- Visite o site oficial do artista
- A RESTAURAÇÃO DE UMA AUSÊNCIA
ELOGIO DA MEMÓRIA - Rian Fontenele
Na literatura ou na mitologia, nem Homero, o poeta, provavelmente cego, nem Tirésias, o adivinho de Tebas, traduziram tão profundamente o universo das sombras quanto Jorge Luis Borges. Em toda sua vida e obra, o poeta argentino tratou da progressiva cegueira como quem abre a casa para a chegada da noite. E os labirintos das ruas e das bibliotecas foram inundados pelas mesmas sombras que abriam portas para memórias e descobertas.
O estudo das sombras no universo pictórico de Rian Fontenele alcança essa poesia. Partindo do enigma borgiano do qual sua sensibilidade se nutre, a sua poética é a do sonho e da memória, e cada cena pintada é como a lembrança de algo que foi ou poderia ter sido. Em seus quadros, a aparição de figuras e objetos em primeiro plano, como num teatro onírico onde a luz é a abstração, dialoga permanentemente com os sentidos da recordação. Cada parte do mobiliário ou de um gesto é uma ponte para as vozes que parecemos escutar. Silhuetas de homens, mulheres, pássaros, crianças, assim como as sombras dos balanços de um parque e das mesas e cadeiras de uma casa, brindam as paredes, mas não inutilmente.
Dar nome a um quadro também é nomear um instante, e todo instante é a eternidade. Talvez por isso o batismo desse conjunto de pinturas - mais que sua inspiração noturna - remeta-nos também àquela composição musical que Chopin eternizou. Há partituras de silêncios e harmonias em cada um desses quadros, e disso se depreende a sensação de transcendência que a verdadeira arte inspira. Assim como na poesia da palavra há ritmo e melodia, na poética das formas canta a música da luz. O mistério que divide as canções de afastamento ou a alegria de uma menina em alvoroço atestam uma mesma percepção.

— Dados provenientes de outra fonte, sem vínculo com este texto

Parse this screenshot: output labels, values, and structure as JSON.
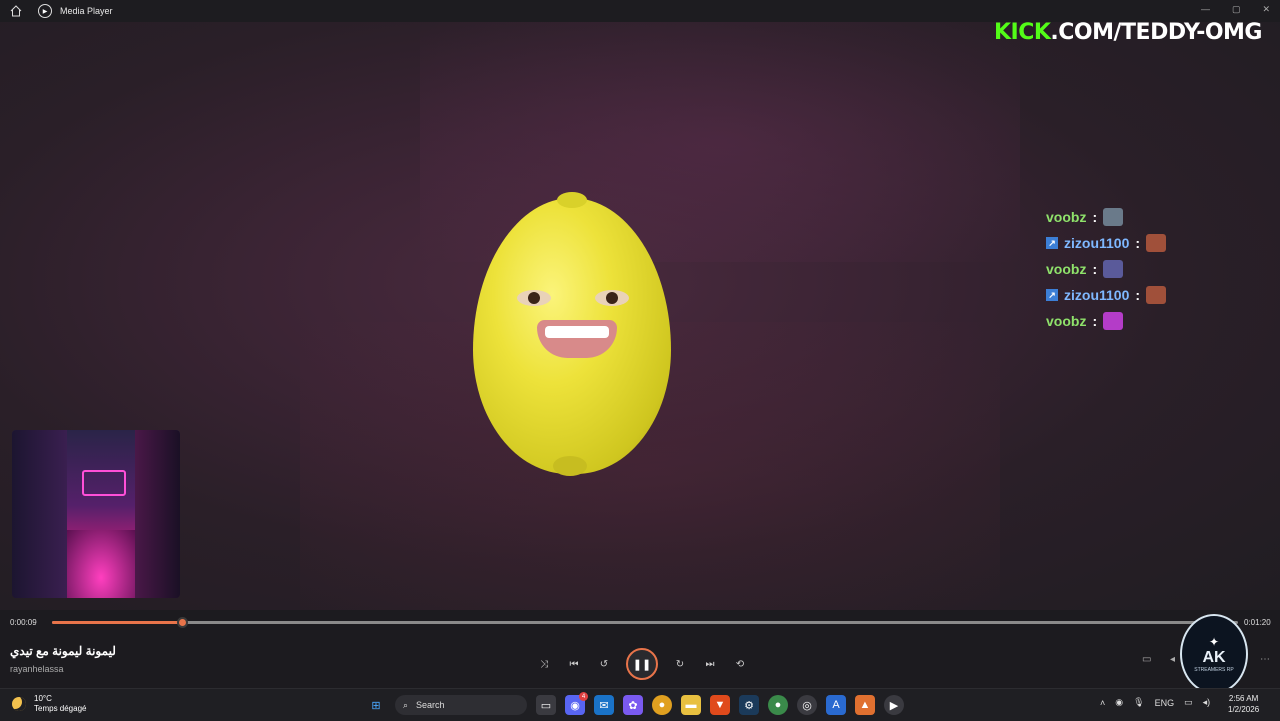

A leveza da sombra é a melhor tradução para essas imagens que são memória e sonho, desejo ou recordação. Ao observá-las, parece-nos que esses poemas visuais carregam em si, além da poesia intrínseca que sustenta o peso da luz, um álbum de sensações que também são nossa identidade. Mas que verdades ou miragens deflagraram essas manchas? Que luz ou realidade, abraçando esses corpos, provocou suas sombras? Creio que tais perguntas são respondidas por cada observador que preenche com a imaginação o diálogo das sombras nesses quadros. Aqui estão as saudades de cada um, os momentos vividos, os sonhados, e até o que foi eternizado pelo esquecimento. “Vivo entre formas luminosas e vagas que não são ainda a escuridão”, Borges escreveu. Eis a tradução de certas lembranças. Eis a eternidade de todas as sombras.
Weydson Barros Leal
ABCA - Associação Brasileira de Críticos de Arte
IN PRAISE OF MEMORY
In literature and mythology, neither the poet Homer (probably blind) nor Tiresias, the blind prophet of Thebes, so fully translated the universe of shadows as Jorge Luis Borges. Throughout his life and work, the Argentine poet treated his progressive blindness like someone who opens his home to the arrival of night. And the maze of streets and libraries were flooded by the same shadows that opened doors to memories and discoveries.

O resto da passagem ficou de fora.